# Video auseinandernehmen und zusammenfügen



## Runtime (19. Jun 2010)

Hallo Leute,
der Titel erkärt eigentlich schon alles. Trotzdem:
Wie kann ich die Bilder eines Videos bekommen, oder ein Video aus Bildern zusammenfügen?


----------



## slawaweis (19. Jun 2010)

am schnellsten und effektivsten geht es mit der ffmpeg.exe oder der entsprechenden Binäry für eine andere Plattform. Kann man z.B. hier finden:

ffmpeg - Video software and downloads - VideoHelp.com

FFmpeg wird über die Kommandozeile aufgerufen oder eben über Runtime in Java. Kann man aber auch komplett über Ant steuern. Hier eine Kurzanleitung mit den wichtigsten Befehlen:

19 ffmpeg commands for all needs

Was JMF angeht, welches eigentlich für die Videoverarbeitung in Java zuständig sein soll, so ist es sehr kompliziert, sehr verbuggt und hat fast keine Codes, um die Videos auch zu verarbeiten. Die Alternative FMJ, was ein Java Wrapper für FFmpeg sein soll, ist leider nicht dokumentiert. Ich bin bis Heute da nicht durchgestiegen.

Slawa


----------



## Runtime (19. Jun 2010)

Sieht vielversprechend aus.

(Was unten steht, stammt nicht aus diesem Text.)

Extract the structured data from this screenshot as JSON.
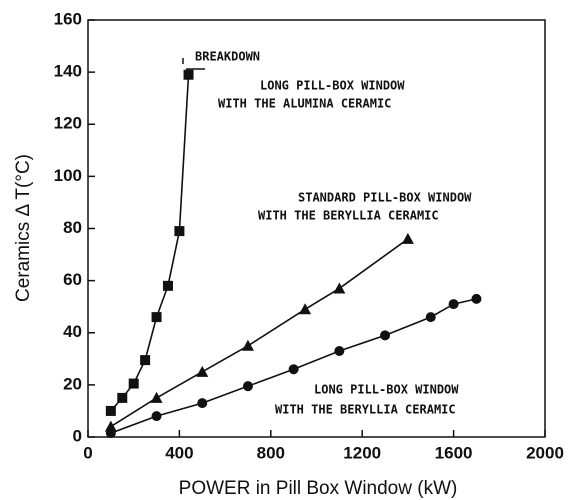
{
  "chart_data": {
    "type": "line",
    "xlabel": "POWER in Pill Box Window    (kW)",
    "ylabel": "Ceramics Δ T(°C)",
    "xlim": [
      0,
      2000
    ],
    "xticks": [
      0,
      400,
      800,
      1200,
      1600,
      2000
    ],
    "ylim": [
      0,
      160
    ],
    "yticks": [
      0,
      20,
      40,
      60,
      80,
      100,
      120,
      140,
      160
    ],
    "annotations": [
      "BREAKDOWN",
      "LONG PILL-BOX WINDOW",
      "WITH THE ALUMINA CERAMIC",
      "STANDARD PILL-BOX WINDOW",
      "WITH THE BERYLLIA CERAMIC",
      "LONG PILL-BOX WINDOW",
      "WITH THE BERYLLIA CERAMIC"
    ],
    "series": [
      {
        "color": "#111111",
        "marker": "square",
        "x": [
          100,
          150,
          200,
          250,
          300,
          350,
          400,
          440
        ],
        "values": [
          10,
          15,
          20.5,
          29.5,
          46,
          58,
          79,
          139
        ]
      },
      {
        "color": "#111111",
        "marker": "triangle",
        "x": [
          100,
          300,
          500,
          700,
          950,
          1100,
          1400
        ],
        "values": [
          4,
          15,
          25,
          35,
          49,
          57,
          76
        ]
      },
      {
        "color": "#111111",
        "marker": "circle",
        "x": [
          100,
          300,
          500,
          700,
          900,
          1100,
          1300,
          1500,
          1600,
          1700
        ],
        "values": [
          1.5,
          8,
          13,
          19.5,
          26,
          33,
          39,
          46,
          51,
          53
        ]
      }
    ]
  }
}
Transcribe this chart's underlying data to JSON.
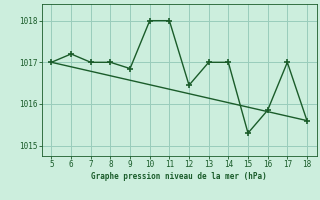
{
  "x": [
    5,
    6,
    7,
    8,
    9,
    10,
    11,
    12,
    13,
    14,
    15,
    16,
    17,
    18
  ],
  "y": [
    1017.0,
    1017.2,
    1017.0,
    1017.0,
    1016.85,
    1018.0,
    1018.0,
    1016.45,
    1017.0,
    1017.0,
    1015.3,
    1015.85,
    1017.0,
    1015.6
  ],
  "trend_x": [
    5,
    18
  ],
  "trend_y": [
    1017.0,
    1015.6
  ],
  "line_color": "#1a5c2a",
  "bg_color": "#cceedd",
  "grid_color": "#99ccbb",
  "xlabel": "Graphe pression niveau de la mer (hPa)",
  "xlim": [
    4.5,
    18.5
  ],
  "ylim": [
    1014.75,
    1018.4
  ],
  "yticks": [
    1015,
    1016,
    1017,
    1018
  ],
  "xticks": [
    5,
    6,
    7,
    8,
    9,
    10,
    11,
    12,
    13,
    14,
    15,
    16,
    17,
    18
  ],
  "marker": "+",
  "marker_size": 5,
  "linewidth": 1.0
}
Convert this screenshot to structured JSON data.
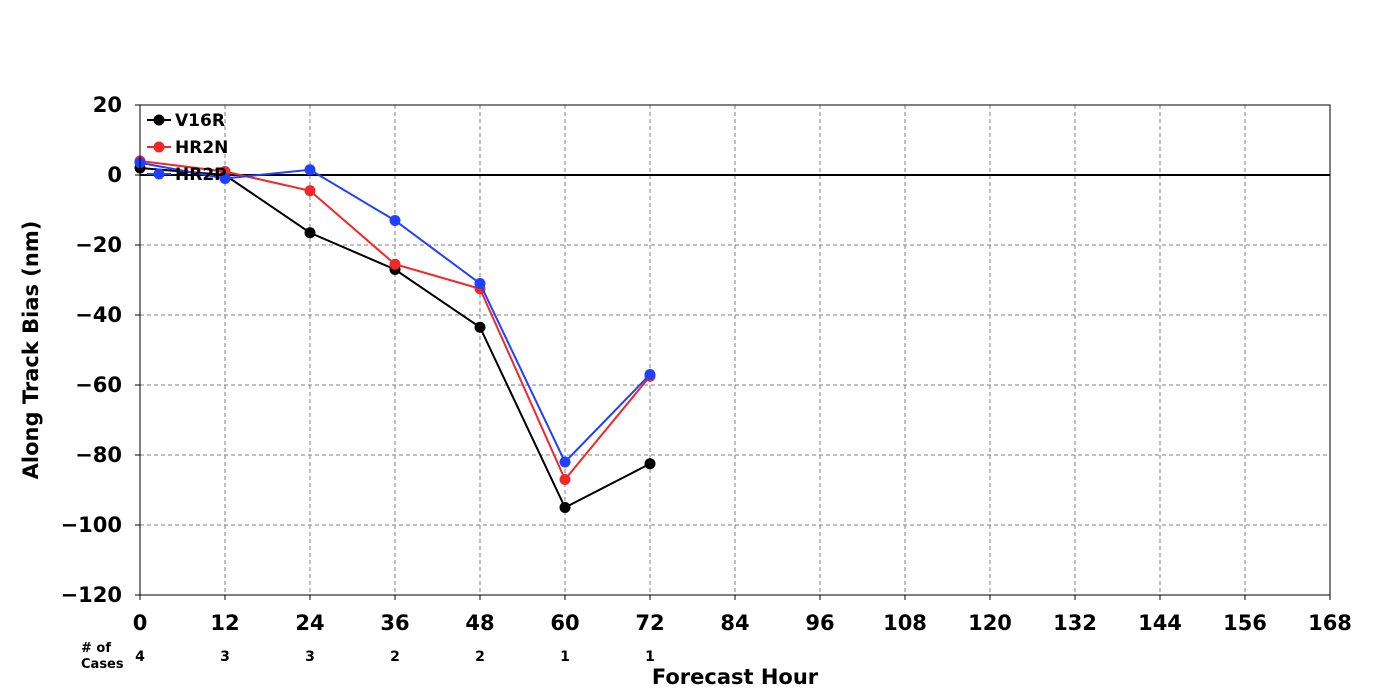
{
  "chart_data": {
    "type": "line",
    "xlabel": "Forecast Hour",
    "ylabel": "Along Track Bias (nm)",
    "xlim": [
      0,
      168
    ],
    "ylim": [
      -120,
      20
    ],
    "x_ticks": [
      0,
      12,
      24,
      36,
      48,
      60,
      72,
      84,
      96,
      108,
      120,
      132,
      144,
      156,
      168
    ],
    "y_ticks": [
      20,
      0,
      -20,
      -40,
      -60,
      -80,
      -100,
      -120
    ],
    "y_tick_labels": [
      "20",
      "0",
      "−20",
      "−40",
      "−60",
      "−80",
      "−100",
      "−120"
    ],
    "grid": true,
    "legend_position": "top-left",
    "cases_label": [
      "# of",
      "Cases"
    ],
    "cases": [
      {
        "x": 0,
        "n": "4"
      },
      {
        "x": 12,
        "n": "3"
      },
      {
        "x": 24,
        "n": "3"
      },
      {
        "x": 36,
        "n": "2"
      },
      {
        "x": 48,
        "n": "2"
      },
      {
        "x": 60,
        "n": "1"
      },
      {
        "x": 72,
        "n": "1"
      }
    ],
    "x": [
      0,
      12,
      24,
      36,
      48,
      60,
      72
    ],
    "series": [
      {
        "name": "V16R",
        "color": "#000000",
        "values": [
          2,
          0,
          -16.5,
          -27,
          -43.5,
          -95,
          -82.5
        ]
      },
      {
        "name": "HR2N",
        "color": "#f02828",
        "values": [
          4,
          1,
          -4.5,
          -25.5,
          -32.5,
          -87,
          -57.5
        ]
      },
      {
        "name": "HR2P",
        "color": "#2040ff",
        "values": [
          3.5,
          -1,
          1.5,
          -13,
          -31,
          -82,
          -57
        ]
      }
    ]
  }
}
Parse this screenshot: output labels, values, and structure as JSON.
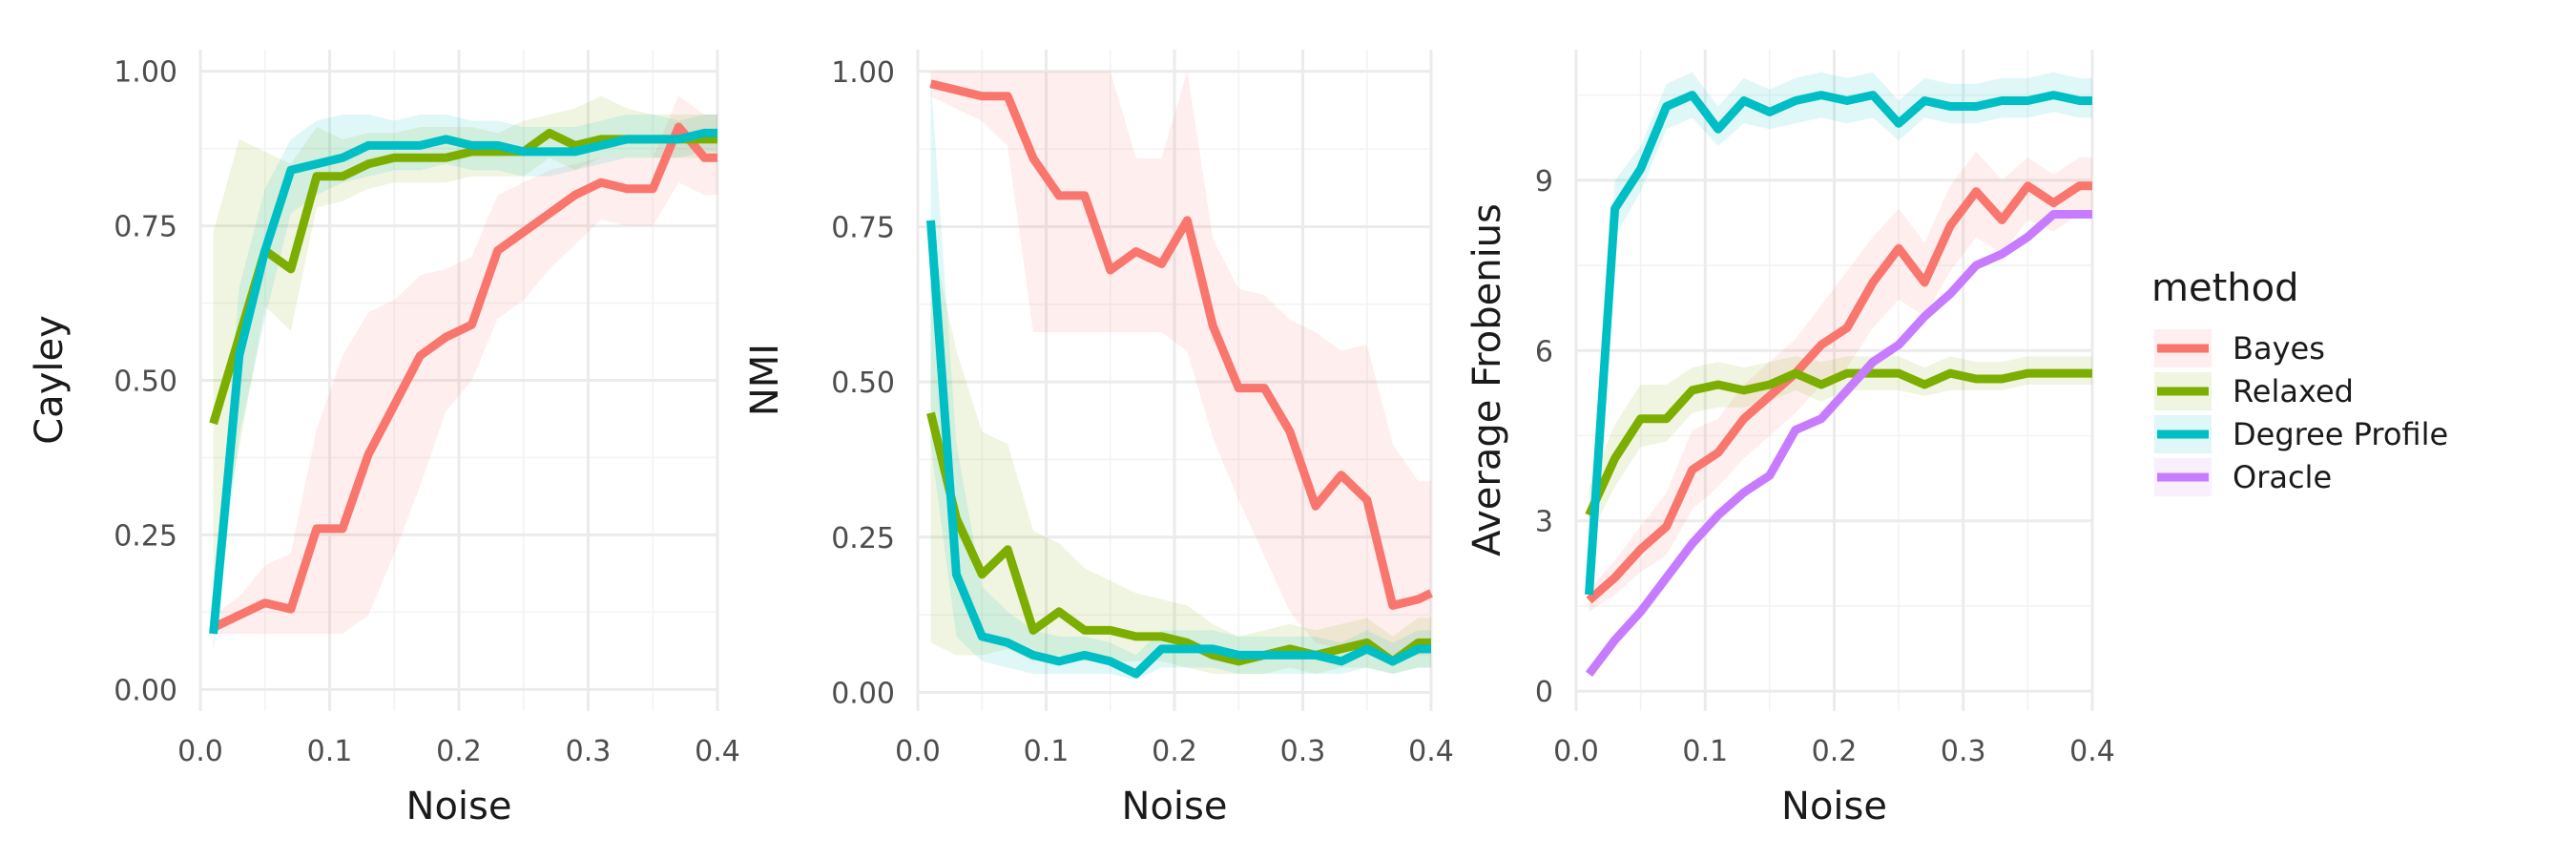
{
  "legend": {
    "title": "method",
    "entries": [
      {
        "name": "Bayes",
        "color": "#F8766D"
      },
      {
        "name": "Relaxed",
        "color": "#7CAE00"
      },
      {
        "name": "Degree Profile",
        "color": "#00BFC4"
      },
      {
        "name": "Oracle",
        "color": "#C77CFF"
      }
    ]
  },
  "chart_data": [
    {
      "type": "line",
      "title": "",
      "xlabel": "Noise",
      "ylabel": "Cayley",
      "xlim": [
        0,
        0.4
      ],
      "ylim": [
        -0.035,
        1.035
      ],
      "xticks": [
        0,
        0.1,
        0.2,
        0.3,
        0.4
      ],
      "xtick_labels": [
        "0.0",
        "0.1",
        "0.2",
        "0.3",
        "0.4"
      ],
      "yticks": [
        0,
        0.25,
        0.5,
        0.75,
        1.0
      ],
      "ytick_labels": [
        "0.00",
        "0.25",
        "0.50",
        "0.75",
        "1.00"
      ],
      "x": [
        0.01,
        0.03,
        0.05,
        0.07,
        0.09,
        0.11,
        0.13,
        0.15,
        0.17,
        0.19,
        0.21,
        0.23,
        0.25,
        0.27,
        0.29,
        0.31,
        0.33,
        0.35,
        0.37,
        0.39,
        0.4
      ],
      "series": [
        {
          "name": "Bayes",
          "color": "#F8766D",
          "values": [
            0.1,
            0.12,
            0.14,
            0.13,
            0.26,
            0.26,
            0.38,
            0.46,
            0.54,
            0.57,
            0.59,
            0.71,
            0.74,
            0.77,
            0.8,
            0.82,
            0.81,
            0.81,
            0.91,
            0.86,
            0.86
          ],
          "lower": [
            0.09,
            0.09,
            0.09,
            0.09,
            0.09,
            0.09,
            0.12,
            0.22,
            0.33,
            0.45,
            0.5,
            0.6,
            0.63,
            0.68,
            0.72,
            0.76,
            0.75,
            0.75,
            0.82,
            0.8,
            0.8
          ],
          "upper": [
            0.12,
            0.15,
            0.2,
            0.22,
            0.42,
            0.54,
            0.61,
            0.63,
            0.67,
            0.68,
            0.7,
            0.8,
            0.82,
            0.84,
            0.85,
            0.86,
            0.86,
            0.86,
            0.96,
            0.93,
            0.93
          ]
        },
        {
          "name": "Relaxed",
          "color": "#7CAE00",
          "values": [
            0.43,
            0.57,
            0.71,
            0.68,
            0.83,
            0.83,
            0.85,
            0.86,
            0.86,
            0.86,
            0.87,
            0.87,
            0.87,
            0.9,
            0.88,
            0.89,
            0.89,
            0.89,
            0.89,
            0.89,
            0.89
          ],
          "lower": [
            0.17,
            0.39,
            0.62,
            0.58,
            0.78,
            0.79,
            0.81,
            0.82,
            0.82,
            0.82,
            0.83,
            0.83,
            0.83,
            0.86,
            0.84,
            0.86,
            0.86,
            0.86,
            0.86,
            0.86,
            0.86
          ],
          "upper": [
            0.74,
            0.89,
            0.87,
            0.85,
            0.91,
            0.89,
            0.9,
            0.9,
            0.91,
            0.91,
            0.91,
            0.9,
            0.92,
            0.93,
            0.94,
            0.96,
            0.94,
            0.93,
            0.93,
            0.93,
            0.93
          ]
        },
        {
          "name": "Degree Profile",
          "color": "#00BFC4",
          "values": [
            0.09,
            0.54,
            0.71,
            0.84,
            0.85,
            0.86,
            0.88,
            0.88,
            0.88,
            0.89,
            0.88,
            0.88,
            0.87,
            0.87,
            0.87,
            0.88,
            0.89,
            0.89,
            0.89,
            0.9,
            0.9
          ],
          "lower": [
            0.06,
            0.41,
            0.6,
            0.77,
            0.8,
            0.82,
            0.83,
            0.84,
            0.84,
            0.85,
            0.84,
            0.84,
            0.83,
            0.83,
            0.84,
            0.85,
            0.86,
            0.86,
            0.86,
            0.87,
            0.87
          ],
          "upper": [
            0.14,
            0.65,
            0.81,
            0.89,
            0.92,
            0.93,
            0.93,
            0.92,
            0.93,
            0.93,
            0.92,
            0.92,
            0.91,
            0.91,
            0.91,
            0.92,
            0.93,
            0.93,
            0.92,
            0.93,
            0.93
          ]
        }
      ]
    },
    {
      "type": "line",
      "title": "",
      "xlabel": "Noise",
      "ylabel": "NMI",
      "xlim": [
        0,
        0.4
      ],
      "ylim": [
        -0.03,
        1.035
      ],
      "xticks": [
        0,
        0.1,
        0.2,
        0.3,
        0.4
      ],
      "xtick_labels": [
        "0.0",
        "0.1",
        "0.2",
        "0.3",
        "0.4"
      ],
      "yticks": [
        0,
        0.25,
        0.5,
        0.75,
        1.0
      ],
      "ytick_labels": [
        "0.00",
        "0.25",
        "0.50",
        "0.75",
        "1.00"
      ],
      "x": [
        0.01,
        0.03,
        0.05,
        0.07,
        0.09,
        0.11,
        0.13,
        0.15,
        0.17,
        0.19,
        0.21,
        0.23,
        0.25,
        0.27,
        0.29,
        0.31,
        0.33,
        0.35,
        0.37,
        0.39,
        0.4
      ],
      "series": [
        {
          "name": "Bayes",
          "color": "#F8766D",
          "values": [
            0.98,
            0.97,
            0.96,
            0.96,
            0.86,
            0.8,
            0.8,
            0.68,
            0.71,
            0.69,
            0.76,
            0.59,
            0.49,
            0.49,
            0.42,
            0.3,
            0.35,
            0.31,
            0.14,
            0.15,
            0.16
          ],
          "lower": [
            0.96,
            0.94,
            0.92,
            0.88,
            0.58,
            0.58,
            0.58,
            0.58,
            0.58,
            0.58,
            0.55,
            0.41,
            0.31,
            0.22,
            0.13,
            0.08,
            0.07,
            0.06,
            0.05,
            0.06,
            0.06
          ],
          "upper": [
            1.0,
            1.0,
            1.0,
            1.0,
            1.0,
            1.0,
            1.0,
            1.0,
            0.86,
            0.86,
            1.0,
            0.73,
            0.65,
            0.64,
            0.6,
            0.58,
            0.55,
            0.56,
            0.4,
            0.34,
            0.34
          ]
        },
        {
          "name": "Relaxed",
          "color": "#7CAE00",
          "values": [
            0.45,
            0.28,
            0.19,
            0.23,
            0.1,
            0.13,
            0.1,
            0.1,
            0.09,
            0.09,
            0.08,
            0.06,
            0.05,
            0.06,
            0.07,
            0.06,
            0.07,
            0.08,
            0.05,
            0.08,
            0.08
          ],
          "lower": [
            0.08,
            0.06,
            0.06,
            0.07,
            0.05,
            0.06,
            0.05,
            0.05,
            0.05,
            0.05,
            0.04,
            0.03,
            0.03,
            0.03,
            0.04,
            0.03,
            0.04,
            0.04,
            0.03,
            0.04,
            0.04
          ],
          "upper": [
            0.74,
            0.55,
            0.42,
            0.4,
            0.26,
            0.24,
            0.2,
            0.18,
            0.16,
            0.15,
            0.14,
            0.11,
            0.09,
            0.1,
            0.11,
            0.1,
            0.11,
            0.12,
            0.09,
            0.12,
            0.12
          ]
        },
        {
          "name": "Degree Profile",
          "color": "#00BFC4",
          "values": [
            0.76,
            0.19,
            0.09,
            0.08,
            0.06,
            0.05,
            0.06,
            0.05,
            0.03,
            0.07,
            0.07,
            0.07,
            0.06,
            0.06,
            0.06,
            0.06,
            0.05,
            0.07,
            0.05,
            0.07,
            0.07
          ],
          "lower": [
            0.4,
            0.09,
            0.05,
            0.04,
            0.03,
            0.03,
            0.03,
            0.03,
            0.02,
            0.04,
            0.04,
            0.04,
            0.03,
            0.03,
            0.03,
            0.03,
            0.03,
            0.04,
            0.03,
            0.04,
            0.04
          ],
          "upper": [
            0.99,
            0.4,
            0.17,
            0.13,
            0.1,
            0.09,
            0.09,
            0.08,
            0.06,
            0.1,
            0.1,
            0.1,
            0.09,
            0.09,
            0.09,
            0.09,
            0.08,
            0.1,
            0.08,
            0.1,
            0.1
          ]
        }
      ]
    },
    {
      "type": "line",
      "title": "",
      "xlabel": "Noise",
      "ylabel": "Average Frobenius",
      "xlim": [
        0,
        0.4
      ],
      "ylim": [
        -0.35,
        11.3
      ],
      "xticks": [
        0,
        0.1,
        0.2,
        0.3,
        0.4
      ],
      "xtick_labels": [
        "0.0",
        "0.1",
        "0.2",
        "0.3",
        "0.4"
      ],
      "yticks": [
        0,
        3,
        6,
        9
      ],
      "ytick_labels": [
        "0",
        "3",
        "6",
        "9"
      ],
      "x": [
        0.01,
        0.03,
        0.05,
        0.07,
        0.09,
        0.11,
        0.13,
        0.15,
        0.17,
        0.19,
        0.21,
        0.23,
        0.25,
        0.27,
        0.29,
        0.31,
        0.33,
        0.35,
        0.37,
        0.39,
        0.4
      ],
      "series": [
        {
          "name": "Bayes",
          "color": "#F8766D",
          "values": [
            1.6,
            2.0,
            2.5,
            2.9,
            3.9,
            4.2,
            4.8,
            5.2,
            5.6,
            6.1,
            6.4,
            7.2,
            7.8,
            7.2,
            8.2,
            8.8,
            8.3,
            8.9,
            8.6,
            8.9,
            8.9
          ],
          "lower": [
            1.4,
            1.7,
            2.1,
            2.4,
            3.2,
            3.6,
            4.1,
            4.5,
            4.9,
            5.4,
            5.7,
            6.4,
            6.9,
            6.6,
            7.4,
            8.0,
            7.7,
            8.3,
            8.1,
            8.4,
            8.4
          ],
          "upper": [
            1.8,
            2.3,
            2.9,
            3.5,
            4.6,
            4.8,
            5.4,
            5.8,
            6.2,
            6.8,
            7.4,
            8.0,
            8.5,
            7.9,
            8.9,
            9.5,
            9.0,
            9.4,
            9.1,
            9.4,
            9.4
          ]
        },
        {
          "name": "Relaxed",
          "color": "#7CAE00",
          "values": [
            3.1,
            4.1,
            4.8,
            4.8,
            5.3,
            5.4,
            5.3,
            5.4,
            5.6,
            5.4,
            5.6,
            5.6,
            5.6,
            5.4,
            5.6,
            5.5,
            5.5,
            5.6,
            5.6,
            5.6,
            5.6
          ],
          "lower": [
            2.7,
            3.6,
            4.3,
            4.4,
            4.9,
            5.0,
            5.0,
            5.1,
            5.3,
            5.1,
            5.3,
            5.3,
            5.3,
            5.2,
            5.3,
            5.3,
            5.3,
            5.4,
            5.4,
            5.4,
            5.4
          ],
          "upper": [
            3.6,
            4.7,
            5.4,
            5.4,
            5.7,
            5.8,
            5.7,
            5.8,
            5.9,
            5.8,
            5.9,
            5.9,
            5.9,
            5.7,
            5.9,
            5.8,
            5.8,
            5.9,
            5.9,
            5.9,
            5.9
          ]
        },
        {
          "name": "Degree Profile",
          "color": "#00BFC4",
          "values": [
            1.7,
            8.5,
            9.2,
            10.3,
            10.5,
            9.9,
            10.4,
            10.2,
            10.4,
            10.5,
            10.4,
            10.5,
            10.0,
            10.4,
            10.3,
            10.3,
            10.4,
            10.4,
            10.5,
            10.4,
            10.4
          ],
          "lower": [
            1.5,
            8.0,
            8.8,
            9.9,
            10.1,
            9.6,
            10.0,
            9.9,
            10.0,
            10.1,
            10.0,
            10.1,
            9.7,
            10.1,
            10.0,
            10.0,
            10.1,
            10.1,
            10.2,
            10.1,
            10.1
          ],
          "upper": [
            2.0,
            9.0,
            9.6,
            10.7,
            10.9,
            10.3,
            10.8,
            10.6,
            10.8,
            10.9,
            10.8,
            10.9,
            10.4,
            10.8,
            10.7,
            10.7,
            10.8,
            10.8,
            10.9,
            10.8,
            10.8
          ]
        },
        {
          "name": "Oracle",
          "color": "#C77CFF",
          "values": [
            0.3,
            0.9,
            1.4,
            2.0,
            2.6,
            3.1,
            3.5,
            3.8,
            4.6,
            4.8,
            5.3,
            5.8,
            6.1,
            6.6,
            7.0,
            7.5,
            7.7,
            8.0,
            8.4,
            8.4,
            8.4
          ],
          "lower": [
            0.3,
            0.9,
            1.4,
            2.0,
            2.6,
            3.1,
            3.5,
            3.8,
            4.6,
            4.8,
            5.3,
            5.8,
            6.1,
            6.6,
            7.0,
            7.5,
            7.7,
            8.0,
            8.4,
            8.4,
            8.4
          ],
          "upper": [
            0.3,
            0.9,
            1.4,
            2.0,
            2.6,
            3.1,
            3.5,
            3.8,
            4.6,
            4.8,
            5.3,
            5.8,
            6.1,
            6.6,
            7.0,
            7.5,
            7.7,
            8.0,
            8.4,
            8.4,
            8.4
          ]
        }
      ]
    }
  ]
}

Ich versteh aber folgenden Befehl nicht:
ffmpeg -f image2 -i image%d.jpg video.mpg
Für was stehen die Parameter?
Brauche ich die anderen zwei .exe Dateien?


----------



## slawaweis (19. Jun 2010)

Runtime hat gesagt.:


> Sieht vielversprechend aus. Ich versteh aber folgenden Befehl nicht:
> ffmpeg -f image2 -i image%d.jpg video.mpg
> Für was stehen die Parameter?


steht doch dabei: "This command will transform all the images from the current directory (named image1.jpg, image2.jpg, etc…) to a video file named video.mpg". "%d" ist nur ein Platzhalter für Zahlen, ein Wildcard. Damit kannst Du eine Liste von Bildern in der Form image1.jpg angeben, z.B. image000001.jpg bis image100000.jpg. Der Parameter "-f" gibt das Eingabeformat und "video.mpg" ist die Zielvideodatei.



Runtime hat gesagt.:


> Brauche ich die anderen zwei .exe Dateien?


nein

Slawa


----------



## Runtime (19. Jun 2010)

Danke für die Lösung.:toll: Kann man das aber auch mit jmf machen?


----------



## Kr0e (10. Jul 2010)

Wenn du das sehr schnell auf Programmierebene machen willst, nimm xuggler.
Gibt für diesen Zweck keine bessere Java-Lösung.


----------



## Runtime (10. Jul 2010)

Sowas hab ich gesucht :toll:, danke!


----------



## L-ectron-X (10. Jul 2010)

Bin mkir nicht sicher, was du genau suchst, aber du kannst dir auch mal das OpenSource Projekt ProjectX anschauen, welches in Java geschrieben wurde.
Zumindest ist dort demuxen, schneiden u.v.m. möglich


----------